Having lived in Shepherdstown for the last 26 years, we have seen Shepherd University grow from 2000 students to the current size of 4,500-plus students. Responsibility for the resulting huge increase in cars and the parking problems for the Town has never been addressed by the University. Shepherd should be the leader in solving this problem.
But because of its status as a state educational institution, Shepherd does not have to apply for or pay for building permits. If Shepherd followed either the Town's or Jefferson County's zoning laws, we would not have parking woes. But as it is, Shepherd has never been accountable for solving the problem.
Remember, we do not have parking problems in town when Shepherd is not in session!
Shepherd University and local politicians have proposed the following:
1) to build a 500-space parking deck on the East Campus in Shepherdstown.
This does not solve the problem of thousands of student cars coming to town each day looking for parking. Students will still park in free or cheap town spaces rather than pay for campus parking permits. In addition, traffic exiting the Campus from the parking deck will make congestion worse both in Town and on Route 480.
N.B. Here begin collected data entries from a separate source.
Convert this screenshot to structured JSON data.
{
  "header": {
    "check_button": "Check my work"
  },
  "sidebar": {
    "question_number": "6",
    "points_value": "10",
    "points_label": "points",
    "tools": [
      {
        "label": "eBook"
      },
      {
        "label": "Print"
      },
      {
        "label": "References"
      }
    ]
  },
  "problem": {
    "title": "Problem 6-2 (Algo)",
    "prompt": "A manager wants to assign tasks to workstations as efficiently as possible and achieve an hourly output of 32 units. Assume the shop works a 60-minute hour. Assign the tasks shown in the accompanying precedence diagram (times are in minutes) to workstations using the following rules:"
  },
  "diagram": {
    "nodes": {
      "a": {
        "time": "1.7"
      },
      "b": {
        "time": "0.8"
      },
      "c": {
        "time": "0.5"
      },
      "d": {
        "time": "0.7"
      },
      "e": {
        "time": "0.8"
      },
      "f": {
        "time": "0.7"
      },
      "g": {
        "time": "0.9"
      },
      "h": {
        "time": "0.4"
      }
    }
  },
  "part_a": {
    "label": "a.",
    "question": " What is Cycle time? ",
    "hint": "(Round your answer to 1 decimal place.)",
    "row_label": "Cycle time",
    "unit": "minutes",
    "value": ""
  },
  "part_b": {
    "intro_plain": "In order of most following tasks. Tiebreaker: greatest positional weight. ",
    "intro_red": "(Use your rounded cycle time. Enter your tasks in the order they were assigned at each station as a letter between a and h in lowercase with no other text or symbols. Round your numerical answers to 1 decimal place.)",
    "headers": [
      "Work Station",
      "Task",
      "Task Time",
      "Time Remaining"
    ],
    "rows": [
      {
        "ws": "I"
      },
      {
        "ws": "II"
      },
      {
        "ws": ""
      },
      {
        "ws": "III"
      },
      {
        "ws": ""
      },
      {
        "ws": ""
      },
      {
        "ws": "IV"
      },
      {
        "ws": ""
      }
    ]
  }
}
2) to develop education facilities on the East campus and housing on the west campus.
This doesnt work because it perpetuates the congestion created by student pedestrian/vehicular traffic on route 480, a major connection between West Virginia and Maryland.
How about some really forward-looking solutions from the University, which involve moving toward a pedestrian-based campus.
Here are some ideas:
1) Adopt a policy of promoting environmentally friendly means of getting to classes and that it is irresponsible for students to overwhelm the Town with their cars.
2) Make the cost of campus parking part of general overhead and roll it into fees charged to all students.
3) Provide adequate student and faculty parking on the West campus, in the range of 4,000 spaces. Parking on the east campus should be reserved for handicapped, short term permits and service vehicles.
4) Build an underpass at route 480 that can accommodate pedestrian, bike and an alternate power transport system.
5) Create a mobile bike system similar to the ones used in most major European cities that would promote bike transport. Its a simple pick up and drop off system that would work great for campus distances.
6) Work with Jefferson County to provide a link from the West Campus to Maddex Center. This would allow the traffic existing traffic light on Route 45 to modulate traffic flow exiting the Campus.
Town and gown, we can all do a better job of sharing and caring for this piece of almost heaven.